For more than a decade, he has also been an active board member of the SLV Pro Bono Project and was recently named to the Colorado Diverse Attorney Community Circle (CODACC). He serves on the Unmanned Aircraft Operation Advisory Board for Trinidad State Junior College and is an adjunct professor at Adams State University.

Lori Schell, an Unaffiliated voter from Durango, was selected to be the other representative from Congressional District 3.

Kelly, who was selected from thousands of applicants, will serve as one of twelve commissioners on the Independent Colorado Redistricting Commission, which was created with the passage of Amendment Y  by Colorado voters in the 2018 election. The commission is charged with drawing Colorado’s congressional districts in 2021.

There are 435 seats in the U.S. House of Representatives with the number of seats per state apportioned by a state’s population and reapportioned, if necessary, by the U.S. Census that is conducted every ten years.

Colorado currently has seven seats in the U.S. House, one for each of the seven Congressional Districts. Prior to the passage of Amendment Y, the state legislature was responsible for drawing the boundaries that created those districts, a process that was often ruled – if not stymied – by partisan differences. Failure by the legislature to complete a new map led to legal challenges, which ultimately resulted in state courts drawing the map.

This has been the case the last four times congressional restricting took place.   Amendment Y transferred the authority to draw congressional district maps from the state legislature to the Colorado Independent Redistricting Commission.

The 12 person commission -- comprised of four Republicans, four Democrats and four Unaffiliates – must abide by specific criteria in drawing the Congressional map for Colorado.  The districts must have equal population, and justification is required for any variance, no matter how small, as outlined by the U.S. Constitution. The districts must be composed of contiguous geographic areas and comply with the federal “Voting Rights Act of 1965. They must preserve whole communities of interest and whole political subdivisions, such as counties, cities and towns and be as compact as reasonably possible. And they must maximize the number of politically competitive districts.
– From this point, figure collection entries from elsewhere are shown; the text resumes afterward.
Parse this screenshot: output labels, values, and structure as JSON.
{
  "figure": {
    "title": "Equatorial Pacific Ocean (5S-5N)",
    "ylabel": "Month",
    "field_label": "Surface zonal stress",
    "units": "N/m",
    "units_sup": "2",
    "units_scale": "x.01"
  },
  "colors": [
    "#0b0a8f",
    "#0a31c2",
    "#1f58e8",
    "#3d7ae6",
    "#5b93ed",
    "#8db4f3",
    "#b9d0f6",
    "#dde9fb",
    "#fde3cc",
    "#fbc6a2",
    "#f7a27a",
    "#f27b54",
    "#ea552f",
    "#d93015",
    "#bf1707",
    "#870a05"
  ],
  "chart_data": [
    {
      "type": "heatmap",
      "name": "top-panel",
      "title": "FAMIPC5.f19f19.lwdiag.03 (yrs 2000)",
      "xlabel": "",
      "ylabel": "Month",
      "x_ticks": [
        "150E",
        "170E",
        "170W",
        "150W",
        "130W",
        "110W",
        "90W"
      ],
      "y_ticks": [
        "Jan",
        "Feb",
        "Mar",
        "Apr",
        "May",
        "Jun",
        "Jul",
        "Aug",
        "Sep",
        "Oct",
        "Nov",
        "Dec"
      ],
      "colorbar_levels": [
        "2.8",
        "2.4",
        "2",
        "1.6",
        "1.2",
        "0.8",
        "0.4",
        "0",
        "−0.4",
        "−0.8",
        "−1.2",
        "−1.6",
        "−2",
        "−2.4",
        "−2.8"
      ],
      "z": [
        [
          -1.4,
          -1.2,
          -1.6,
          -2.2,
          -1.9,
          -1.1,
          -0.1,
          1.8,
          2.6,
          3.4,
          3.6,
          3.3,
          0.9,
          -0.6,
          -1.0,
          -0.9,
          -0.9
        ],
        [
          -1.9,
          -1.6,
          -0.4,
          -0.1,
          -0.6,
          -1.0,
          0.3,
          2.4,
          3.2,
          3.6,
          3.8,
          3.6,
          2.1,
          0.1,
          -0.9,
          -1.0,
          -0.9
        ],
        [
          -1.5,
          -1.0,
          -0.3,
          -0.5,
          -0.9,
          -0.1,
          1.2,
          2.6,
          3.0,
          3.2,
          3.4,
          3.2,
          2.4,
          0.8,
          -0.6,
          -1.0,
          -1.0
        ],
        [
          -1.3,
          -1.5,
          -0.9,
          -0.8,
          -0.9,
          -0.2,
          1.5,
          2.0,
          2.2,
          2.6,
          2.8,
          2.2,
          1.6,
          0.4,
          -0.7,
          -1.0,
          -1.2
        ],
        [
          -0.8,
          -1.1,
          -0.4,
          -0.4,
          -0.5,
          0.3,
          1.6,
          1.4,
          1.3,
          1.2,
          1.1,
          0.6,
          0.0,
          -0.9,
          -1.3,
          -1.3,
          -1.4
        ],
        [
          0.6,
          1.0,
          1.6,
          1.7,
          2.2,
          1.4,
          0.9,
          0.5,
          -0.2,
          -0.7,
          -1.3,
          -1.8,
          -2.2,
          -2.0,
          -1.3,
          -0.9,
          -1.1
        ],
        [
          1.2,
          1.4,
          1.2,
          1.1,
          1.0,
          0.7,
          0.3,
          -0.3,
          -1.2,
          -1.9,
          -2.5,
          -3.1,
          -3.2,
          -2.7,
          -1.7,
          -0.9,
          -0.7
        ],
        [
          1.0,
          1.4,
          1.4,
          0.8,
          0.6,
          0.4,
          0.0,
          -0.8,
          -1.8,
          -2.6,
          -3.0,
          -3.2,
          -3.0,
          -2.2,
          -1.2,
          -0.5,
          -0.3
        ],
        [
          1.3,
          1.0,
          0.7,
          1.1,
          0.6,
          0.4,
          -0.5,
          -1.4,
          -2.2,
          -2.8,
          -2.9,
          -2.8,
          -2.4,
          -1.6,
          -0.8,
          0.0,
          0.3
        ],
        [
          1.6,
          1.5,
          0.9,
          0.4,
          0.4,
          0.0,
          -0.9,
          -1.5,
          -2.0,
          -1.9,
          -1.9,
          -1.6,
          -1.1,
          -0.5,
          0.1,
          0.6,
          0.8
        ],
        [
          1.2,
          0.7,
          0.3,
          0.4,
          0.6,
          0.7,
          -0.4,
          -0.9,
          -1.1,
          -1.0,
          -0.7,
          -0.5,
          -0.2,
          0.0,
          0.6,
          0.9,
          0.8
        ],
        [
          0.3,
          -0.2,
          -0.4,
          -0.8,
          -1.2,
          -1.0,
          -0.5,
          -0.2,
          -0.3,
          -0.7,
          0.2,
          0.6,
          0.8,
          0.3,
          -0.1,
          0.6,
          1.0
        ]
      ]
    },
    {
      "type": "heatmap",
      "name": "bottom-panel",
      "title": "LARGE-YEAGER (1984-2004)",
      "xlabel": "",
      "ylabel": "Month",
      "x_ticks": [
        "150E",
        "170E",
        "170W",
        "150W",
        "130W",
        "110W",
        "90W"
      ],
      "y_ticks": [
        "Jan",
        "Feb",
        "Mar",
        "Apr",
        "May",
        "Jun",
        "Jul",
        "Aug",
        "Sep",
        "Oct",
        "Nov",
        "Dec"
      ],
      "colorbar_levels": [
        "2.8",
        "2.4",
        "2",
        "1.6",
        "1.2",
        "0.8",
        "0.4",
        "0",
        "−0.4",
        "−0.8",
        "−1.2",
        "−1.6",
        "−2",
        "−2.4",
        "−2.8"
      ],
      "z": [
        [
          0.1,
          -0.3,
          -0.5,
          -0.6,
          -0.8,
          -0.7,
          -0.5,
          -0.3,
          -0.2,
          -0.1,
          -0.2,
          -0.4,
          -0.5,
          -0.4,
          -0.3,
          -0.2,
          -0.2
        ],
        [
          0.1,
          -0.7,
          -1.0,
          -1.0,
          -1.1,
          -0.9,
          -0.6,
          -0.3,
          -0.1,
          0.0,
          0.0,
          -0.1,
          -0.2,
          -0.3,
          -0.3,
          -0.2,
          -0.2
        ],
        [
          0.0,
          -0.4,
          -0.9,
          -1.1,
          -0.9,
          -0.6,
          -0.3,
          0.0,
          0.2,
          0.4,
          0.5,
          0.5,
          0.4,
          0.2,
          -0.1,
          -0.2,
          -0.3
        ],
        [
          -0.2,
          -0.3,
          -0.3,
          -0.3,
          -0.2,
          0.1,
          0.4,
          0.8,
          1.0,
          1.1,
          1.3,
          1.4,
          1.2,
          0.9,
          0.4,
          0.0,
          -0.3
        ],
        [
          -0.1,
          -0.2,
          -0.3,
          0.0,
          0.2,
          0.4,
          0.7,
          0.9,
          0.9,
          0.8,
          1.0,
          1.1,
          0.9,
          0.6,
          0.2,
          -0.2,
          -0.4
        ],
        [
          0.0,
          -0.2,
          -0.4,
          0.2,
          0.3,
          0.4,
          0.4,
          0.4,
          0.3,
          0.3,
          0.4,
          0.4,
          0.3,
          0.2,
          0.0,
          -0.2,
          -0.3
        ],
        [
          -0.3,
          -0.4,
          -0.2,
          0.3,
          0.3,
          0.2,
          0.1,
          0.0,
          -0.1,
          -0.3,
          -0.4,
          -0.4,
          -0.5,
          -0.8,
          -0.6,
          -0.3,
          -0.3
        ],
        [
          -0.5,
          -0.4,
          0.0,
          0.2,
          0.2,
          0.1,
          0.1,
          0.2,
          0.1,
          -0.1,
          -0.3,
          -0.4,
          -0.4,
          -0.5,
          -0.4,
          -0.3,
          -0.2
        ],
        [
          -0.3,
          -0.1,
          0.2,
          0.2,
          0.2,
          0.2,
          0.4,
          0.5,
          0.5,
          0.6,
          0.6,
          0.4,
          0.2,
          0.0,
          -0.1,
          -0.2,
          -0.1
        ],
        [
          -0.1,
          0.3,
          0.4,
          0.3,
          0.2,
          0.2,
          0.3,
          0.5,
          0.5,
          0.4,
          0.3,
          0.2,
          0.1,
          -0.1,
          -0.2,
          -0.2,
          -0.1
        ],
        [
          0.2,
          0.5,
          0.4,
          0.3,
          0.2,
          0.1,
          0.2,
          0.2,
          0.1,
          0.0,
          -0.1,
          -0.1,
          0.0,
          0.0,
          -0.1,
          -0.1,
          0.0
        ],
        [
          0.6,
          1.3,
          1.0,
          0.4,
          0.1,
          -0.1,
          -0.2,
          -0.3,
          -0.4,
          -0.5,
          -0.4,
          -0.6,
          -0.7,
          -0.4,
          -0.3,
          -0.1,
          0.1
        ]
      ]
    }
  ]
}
In drawing Congressional districts, the commission is also prohibited from protecting incumbents or declared candidates for Congress or any political party. They are also prohibited from “denying or abridging the right of any citizen to vote on account of race or membership in a language minority group.” That also includes drawing districts that dilute the impact of that racial or language minority group’s electoral influence.

In short, the intention of the commission is to draw districts using criteria that is as immune to partisan considerations as possible.

The process is also designed to be as transparent as possible with meetings open to the public and multiple opportunities for the public to provide input.  Anyone interested in more information can  search online for the Colorado Independent Redistricting Commissions where the process, including procedures for drawing and voting on maps, is explained in more detail.